Performance reference
Measured on an Apple M1 Pro, 16GB RAM, ollama serve running alongside the scan.
Lean cascade
| Finding type | Triage latency | Deep latency | Total |
|---|---|---|---|
| Short HTTP response | 0.6s | 4.1s | 4.7s |
| Medium JS file (8KB) | 0.9s | 9.3s | 10.2s |
| Large JS bundle (64KB, truncated) | 1.1s | 14.2s | 15.3s |
Balanced cascade (MoE)
| Finding type | Triage | Deep | Total |
|---|---|---|---|
| Short HTTP response | 0.8s | 3.2s | 4.0s |
| Medium JS (8KB) | 1.2s | 7.1s | 8.3s |
| Large JS (64KB) | 1.5s | 10.8s | 12.3s |
Net effect: balanced is ~20% faster on deep analysis despite producing higher-quality findings, thanks to the MoE architecture activating only 3.3B parameters per token.
Scan-level benchmarks
See BENCHMARK.md for end-to-end scan times across profiles and target sizes.

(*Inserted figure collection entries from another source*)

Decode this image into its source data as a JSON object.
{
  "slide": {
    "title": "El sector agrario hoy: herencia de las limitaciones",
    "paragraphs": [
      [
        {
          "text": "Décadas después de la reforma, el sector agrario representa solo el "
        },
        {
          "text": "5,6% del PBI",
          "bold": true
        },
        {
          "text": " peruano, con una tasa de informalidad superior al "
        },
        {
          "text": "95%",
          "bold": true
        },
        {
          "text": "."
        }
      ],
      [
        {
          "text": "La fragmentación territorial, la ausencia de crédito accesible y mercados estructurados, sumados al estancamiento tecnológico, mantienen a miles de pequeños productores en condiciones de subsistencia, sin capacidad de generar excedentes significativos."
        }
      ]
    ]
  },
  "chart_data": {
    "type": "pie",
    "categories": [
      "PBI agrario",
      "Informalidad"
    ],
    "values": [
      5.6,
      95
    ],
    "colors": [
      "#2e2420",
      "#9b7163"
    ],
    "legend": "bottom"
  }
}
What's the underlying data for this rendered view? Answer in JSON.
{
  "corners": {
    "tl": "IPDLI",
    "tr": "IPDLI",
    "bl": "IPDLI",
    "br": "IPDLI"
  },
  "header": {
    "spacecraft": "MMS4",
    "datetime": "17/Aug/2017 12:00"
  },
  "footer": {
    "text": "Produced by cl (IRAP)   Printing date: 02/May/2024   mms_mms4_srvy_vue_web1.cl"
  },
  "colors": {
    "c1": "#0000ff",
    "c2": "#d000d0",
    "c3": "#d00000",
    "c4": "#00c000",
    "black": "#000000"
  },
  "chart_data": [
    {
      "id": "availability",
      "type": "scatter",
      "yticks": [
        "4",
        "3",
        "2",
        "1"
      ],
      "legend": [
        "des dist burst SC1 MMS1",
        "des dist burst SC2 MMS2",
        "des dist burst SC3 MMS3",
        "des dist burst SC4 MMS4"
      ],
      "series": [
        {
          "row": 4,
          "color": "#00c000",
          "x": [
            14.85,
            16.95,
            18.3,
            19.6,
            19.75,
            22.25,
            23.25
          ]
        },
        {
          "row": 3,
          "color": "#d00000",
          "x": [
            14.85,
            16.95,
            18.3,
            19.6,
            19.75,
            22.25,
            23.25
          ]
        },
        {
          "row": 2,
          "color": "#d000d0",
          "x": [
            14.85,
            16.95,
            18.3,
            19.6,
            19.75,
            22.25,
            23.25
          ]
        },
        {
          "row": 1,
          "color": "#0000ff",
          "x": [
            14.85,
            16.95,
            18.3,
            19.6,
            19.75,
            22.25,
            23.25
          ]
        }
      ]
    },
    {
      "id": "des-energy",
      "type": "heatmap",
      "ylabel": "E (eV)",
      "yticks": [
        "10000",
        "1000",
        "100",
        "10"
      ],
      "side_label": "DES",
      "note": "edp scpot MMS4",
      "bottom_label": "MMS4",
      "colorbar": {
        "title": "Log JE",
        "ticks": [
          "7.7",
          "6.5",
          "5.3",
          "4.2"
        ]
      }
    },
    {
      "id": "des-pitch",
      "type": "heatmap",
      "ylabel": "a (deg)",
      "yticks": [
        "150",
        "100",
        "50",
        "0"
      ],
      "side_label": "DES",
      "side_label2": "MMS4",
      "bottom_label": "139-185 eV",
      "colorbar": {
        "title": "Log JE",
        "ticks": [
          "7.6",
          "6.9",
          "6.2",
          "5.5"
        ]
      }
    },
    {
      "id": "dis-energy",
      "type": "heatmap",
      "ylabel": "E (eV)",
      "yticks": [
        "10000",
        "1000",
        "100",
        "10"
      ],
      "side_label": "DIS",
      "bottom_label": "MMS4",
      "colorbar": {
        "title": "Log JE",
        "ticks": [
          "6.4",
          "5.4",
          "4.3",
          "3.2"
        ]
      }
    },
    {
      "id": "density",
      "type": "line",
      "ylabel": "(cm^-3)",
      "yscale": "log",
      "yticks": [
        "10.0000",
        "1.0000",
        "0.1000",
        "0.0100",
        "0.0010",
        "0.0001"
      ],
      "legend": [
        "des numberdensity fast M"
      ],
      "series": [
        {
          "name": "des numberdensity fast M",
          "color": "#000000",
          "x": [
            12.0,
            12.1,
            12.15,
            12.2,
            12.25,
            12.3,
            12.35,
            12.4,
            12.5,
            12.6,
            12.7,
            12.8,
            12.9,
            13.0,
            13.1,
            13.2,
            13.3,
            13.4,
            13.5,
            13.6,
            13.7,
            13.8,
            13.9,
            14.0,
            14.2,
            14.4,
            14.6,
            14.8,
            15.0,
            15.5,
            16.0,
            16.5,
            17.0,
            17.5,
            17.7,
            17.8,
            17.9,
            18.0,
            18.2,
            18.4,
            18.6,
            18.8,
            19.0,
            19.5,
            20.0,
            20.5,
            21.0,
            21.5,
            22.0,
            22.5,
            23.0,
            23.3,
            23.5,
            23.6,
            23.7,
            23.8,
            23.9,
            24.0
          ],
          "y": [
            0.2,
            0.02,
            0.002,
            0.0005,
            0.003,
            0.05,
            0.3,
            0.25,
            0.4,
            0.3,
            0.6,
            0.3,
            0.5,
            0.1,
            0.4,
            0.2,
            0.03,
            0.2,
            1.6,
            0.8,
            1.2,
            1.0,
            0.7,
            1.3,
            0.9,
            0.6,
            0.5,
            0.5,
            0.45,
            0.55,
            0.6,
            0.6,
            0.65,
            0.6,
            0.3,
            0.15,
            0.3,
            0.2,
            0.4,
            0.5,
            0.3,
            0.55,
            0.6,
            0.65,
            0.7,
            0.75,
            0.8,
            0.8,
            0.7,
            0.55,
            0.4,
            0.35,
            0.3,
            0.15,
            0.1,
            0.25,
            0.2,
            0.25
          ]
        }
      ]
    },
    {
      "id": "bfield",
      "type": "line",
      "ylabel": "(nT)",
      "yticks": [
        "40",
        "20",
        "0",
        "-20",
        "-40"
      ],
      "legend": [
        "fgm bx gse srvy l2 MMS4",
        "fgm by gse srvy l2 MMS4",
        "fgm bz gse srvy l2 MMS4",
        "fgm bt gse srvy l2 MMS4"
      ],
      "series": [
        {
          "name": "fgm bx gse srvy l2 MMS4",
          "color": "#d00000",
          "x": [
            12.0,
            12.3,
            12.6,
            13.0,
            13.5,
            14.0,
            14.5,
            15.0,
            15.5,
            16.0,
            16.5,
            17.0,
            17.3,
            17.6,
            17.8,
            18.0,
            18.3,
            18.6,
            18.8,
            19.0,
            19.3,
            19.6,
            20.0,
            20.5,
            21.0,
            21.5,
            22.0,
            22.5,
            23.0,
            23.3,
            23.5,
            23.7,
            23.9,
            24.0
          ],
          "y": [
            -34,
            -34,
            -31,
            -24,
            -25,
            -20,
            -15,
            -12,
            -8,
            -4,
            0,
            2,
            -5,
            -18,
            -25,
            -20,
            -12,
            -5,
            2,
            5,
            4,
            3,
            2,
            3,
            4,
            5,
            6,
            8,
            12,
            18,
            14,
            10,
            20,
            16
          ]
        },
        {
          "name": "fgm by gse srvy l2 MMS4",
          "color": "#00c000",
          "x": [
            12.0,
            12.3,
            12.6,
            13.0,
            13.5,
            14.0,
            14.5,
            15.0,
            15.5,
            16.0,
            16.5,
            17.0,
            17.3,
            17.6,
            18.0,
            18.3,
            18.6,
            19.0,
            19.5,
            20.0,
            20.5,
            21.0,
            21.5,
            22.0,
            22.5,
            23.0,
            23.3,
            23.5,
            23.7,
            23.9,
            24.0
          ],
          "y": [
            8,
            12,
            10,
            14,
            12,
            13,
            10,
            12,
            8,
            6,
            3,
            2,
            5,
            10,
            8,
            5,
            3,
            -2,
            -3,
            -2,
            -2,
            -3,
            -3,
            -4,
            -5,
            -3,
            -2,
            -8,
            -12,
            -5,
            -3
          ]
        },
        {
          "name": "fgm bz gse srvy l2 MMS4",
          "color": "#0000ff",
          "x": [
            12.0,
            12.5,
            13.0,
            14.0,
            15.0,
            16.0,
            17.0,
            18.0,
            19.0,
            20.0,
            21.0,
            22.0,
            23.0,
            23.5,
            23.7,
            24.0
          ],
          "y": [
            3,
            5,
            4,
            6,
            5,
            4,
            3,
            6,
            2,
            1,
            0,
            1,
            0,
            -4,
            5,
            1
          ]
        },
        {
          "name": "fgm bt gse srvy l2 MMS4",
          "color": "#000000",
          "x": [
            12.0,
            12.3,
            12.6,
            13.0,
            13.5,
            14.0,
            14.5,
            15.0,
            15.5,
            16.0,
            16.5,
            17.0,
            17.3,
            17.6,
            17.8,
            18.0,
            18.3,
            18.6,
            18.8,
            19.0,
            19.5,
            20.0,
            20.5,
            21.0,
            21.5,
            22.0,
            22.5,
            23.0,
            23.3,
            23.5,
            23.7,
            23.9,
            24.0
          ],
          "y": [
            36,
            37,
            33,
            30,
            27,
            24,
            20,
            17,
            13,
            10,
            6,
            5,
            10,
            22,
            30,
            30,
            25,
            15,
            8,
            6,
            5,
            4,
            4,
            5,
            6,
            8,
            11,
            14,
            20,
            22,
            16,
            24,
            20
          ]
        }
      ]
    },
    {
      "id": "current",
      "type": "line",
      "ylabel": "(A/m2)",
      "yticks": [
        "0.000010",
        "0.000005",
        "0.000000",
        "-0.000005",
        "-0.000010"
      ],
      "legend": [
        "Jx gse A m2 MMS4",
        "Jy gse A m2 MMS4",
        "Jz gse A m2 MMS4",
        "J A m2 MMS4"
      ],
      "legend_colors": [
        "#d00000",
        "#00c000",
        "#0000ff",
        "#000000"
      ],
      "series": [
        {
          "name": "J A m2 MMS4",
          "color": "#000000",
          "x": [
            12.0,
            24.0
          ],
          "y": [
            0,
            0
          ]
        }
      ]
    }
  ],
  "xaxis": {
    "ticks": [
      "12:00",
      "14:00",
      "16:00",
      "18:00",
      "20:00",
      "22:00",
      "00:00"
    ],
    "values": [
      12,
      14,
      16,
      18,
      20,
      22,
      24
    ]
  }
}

Reference — every AI-related flag
| Flag | Default | Description |
|---|---|---|
--enable-ai |
false |
Turn on the AI layer |
--ai-profile |
"" (uses individual flags) |
Preset tier: lean/balanced/heavy |
--ai-url |
http://localhost:11434 |
Ollama API URL |
--ai-fast-model |
qwen3:1.7b |
Triage model (Ollama tag) |
--ai-deep-model |
qwen2.5-coder:14b |
Deep-analysis model (Ollama tag) |
--ai-cascade |
true |
Use fast → deep cascade |
--ai-deep |
false |
Run deep on every finding, skipping triage filter |
--multi-agent |
false |
Enable 8-agent specialized orchestration |
--ai-verbose |
false |
Log every Ollama query on stderr |
--ai-auto-pull |
true |
Download missing models at startup |
Every flag has a matching YAML key in config.yaml under ai:.